A comment by an activist named Sihame Assbague, retweeted more than 7,000 times, said the scene has made France “the laughing stock of the world”.

“I am so ashamed”, wrote French feminist Caroline De Haas.

A recent controversy on burkini has erupted after the French authorities’ decision to ban the swimsuit in Cannes, Corsica and Le Touquet.

The decision was criticized by many commentators who granted the burkini for giving so many women access to sports and experiences they would have otherwise avoided because of health, body or religious concerns.

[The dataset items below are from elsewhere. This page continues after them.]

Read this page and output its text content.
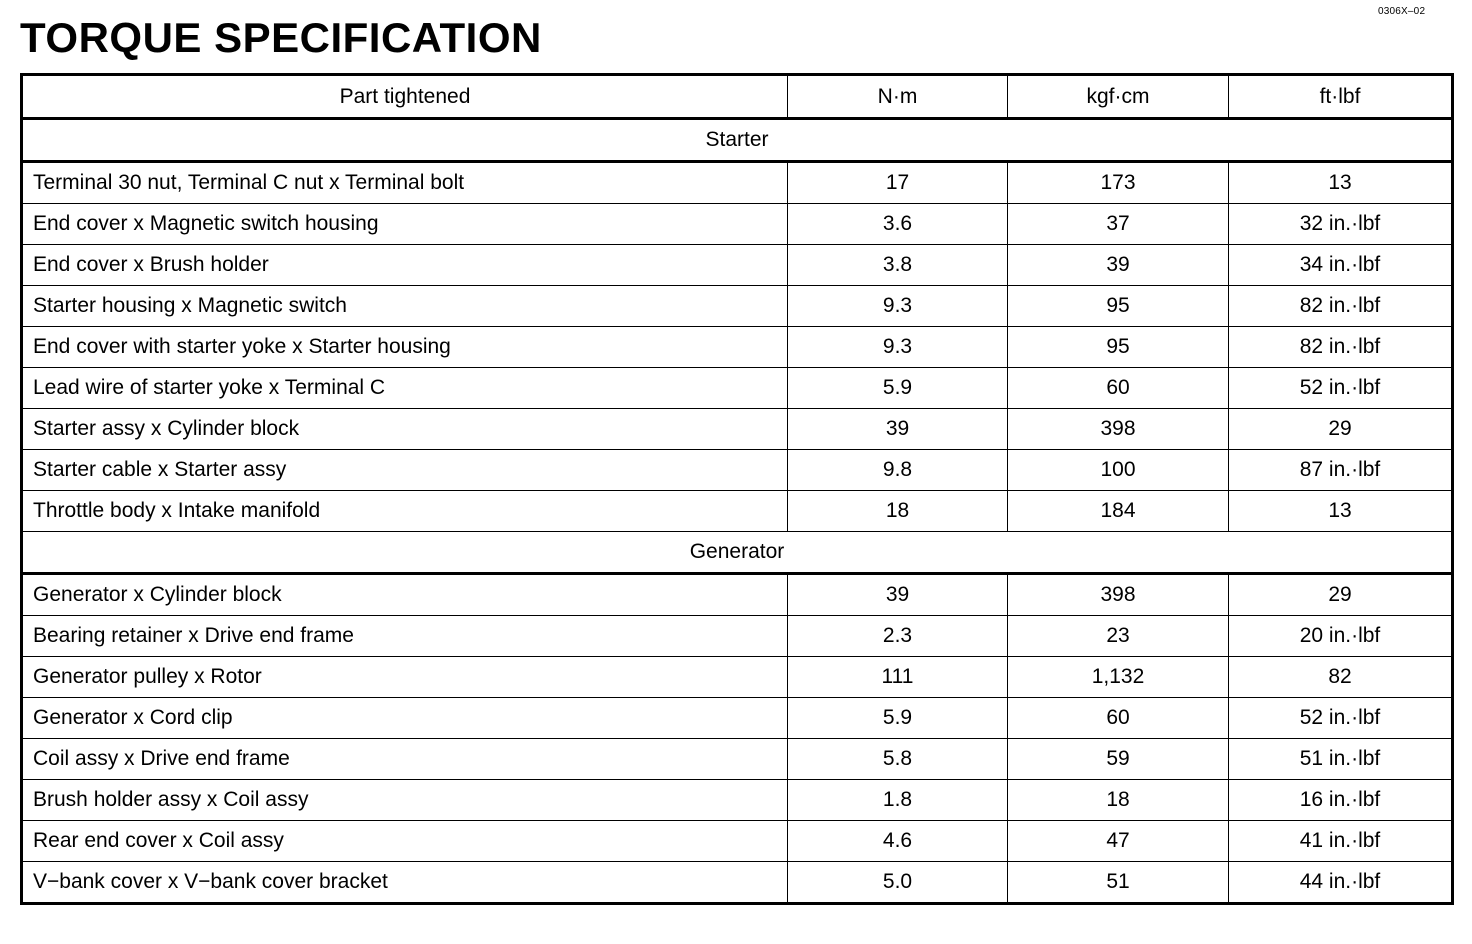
0306X–02
TORQUE SPECIFICATION
Part tightened	N·m	kgf·cm	ft·lbf
Starter			
Terminal 30 nut, Terminal C nut x Terminal bolt	17	173	13
End cover x Magnetic switch housing	3.6	37	32 in.·lbf
End cover x Brush holder	3.8	39	34 in.·lbf
Starter housing x Magnetic switch	9.3	95	82 in.·lbf
End cover with starter yoke x Starter housing	9.3	95	82 in.·lbf
Lead wire of starter yoke x Terminal C	5.9	60	52 in.·lbf
Starter assy x Cylinder block	39	398	29
Starter cable x Starter assy	9.8	100	87 in.·lbf
Throttle body x Intake manifold	18	184	13
Generator			
Generator x Cylinder block	39	398	29
Bearing retainer x Drive end frame	2.3	23	20 in.·lbf
Generator pulley x Rotor	111	1,132	82
Generator x Cord clip	5.9	60	52 in.·lbf
Coil assy x Drive end frame	5.8	59	51 in.·lbf
Brush holder assy x Coil assy	1.8	18	16 in.·lbf
Rear end cover x Coil assy	4.6	47	41 in.·lbf
V−bank cover x V−bank cover bracket	5.0	51	44 in.·lbf
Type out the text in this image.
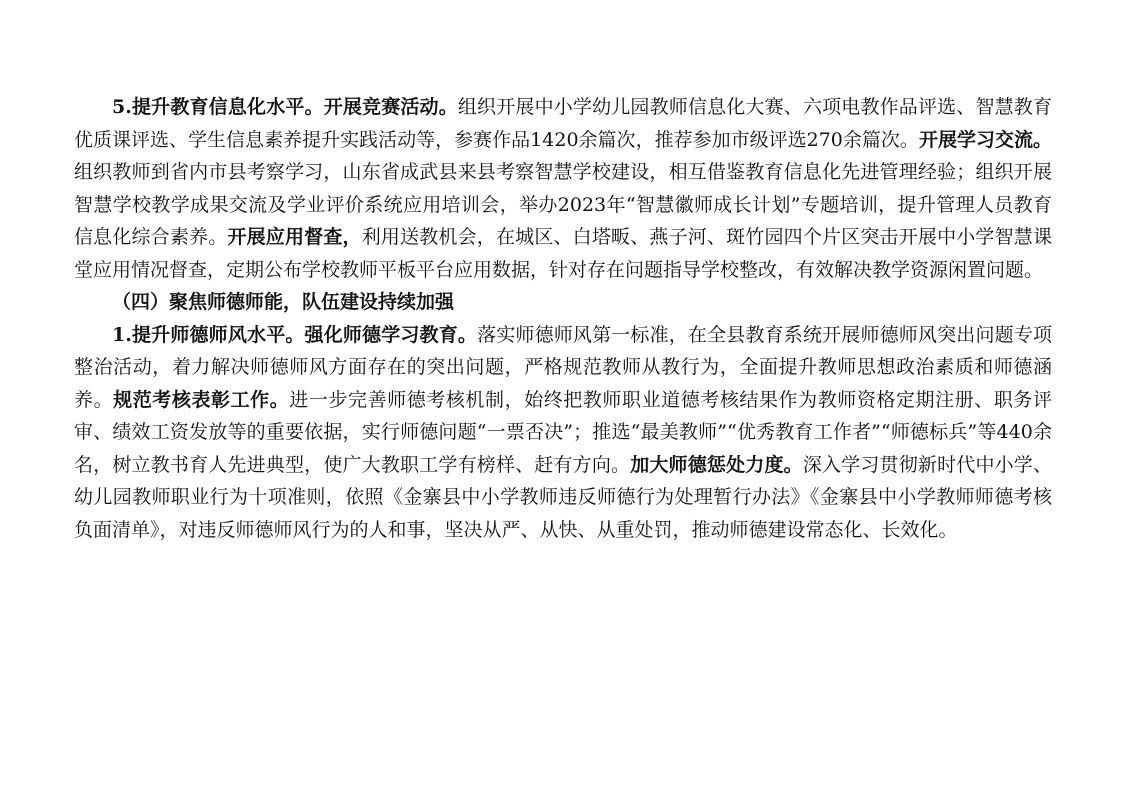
5.提升教育信息化水平。开展竞赛活动。组织开展中小学幼儿园教师信息化大赛、六项电教作品评选、智慧教育优质课评选、学生信息素养提升实践活动等，参赛作品1420余篇次，推荐参加市级评选270余篇次。开展学习交流。组织教师到省内市县考察学习，山东省成武县来县考察智慧学校建设，相互借鉴教育信息化先进管理经验；组织开展智慧学校教学成果交流及学业评价系统应用培训会，举办2023年“智慧徽师成长计划”专题培训，提升管理人员教育信息化综合素养。开展应用督查，利用送教机会，在城区、白塔畈、燕子河、斑竹园四个片区突击开展中小学智慧课堂应用情况督查，定期公布学校教师平板平台应用数据，针对存在问题指导学校整改，有效解决教学资源闲置问题。

（四）聚焦师德师能，队伍建设持续加强

1.提升师德师风水平。强化师德学习教育。落实师德师风第一标准，在全县教育系统开展师德师风突出问题专项整治活动，着力解决师德师风方面存在的突出问题，严格规范教师从教行为，全面提升教师思想政治素质和师德涵养。规范考核表彰工作。进一步完善师德考核机制，始终把教师职业道德考核结果作为教师资格定期注册、职务评审、绩效工资发放等的重要依据，实行师德问题“一票否决”；推选“最美教师”“优秀教育工作者”“师德标兵”等440余名，树立教书育人先进典型，使广大教职工学有榜样、赶有方向。加大师德惩处力度。深入学习贯彻新时代中小学、幼儿园教师职业行为十项准则，依照《金寨县中小学教师违反师德行为处理暂行办法》《金寨县中小学教师师德考核负面清单》，对违反师德师风行为的人和事，坚决从严、从快、从重处罚，推动师德建设常态化、长效化。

According to official French government figures, published in a Time magazine opinion piece, “anti-Muslim attacks tripled between 2014 and 2015; a year earlier, in 2013, 80% of anti-Muslim attacks in France were against women.”

“Women wearing hijab or other visible clothing associated with Islam are particularly singled out for harassment and violence, often by men and increasingly in the aftermath of terror attacks in Europe. Against this backdrop of targeting of women in religious garb, any policy that links the burkini with terrorism puts Muslim women further in the crosshairs of Islamophobic violence.”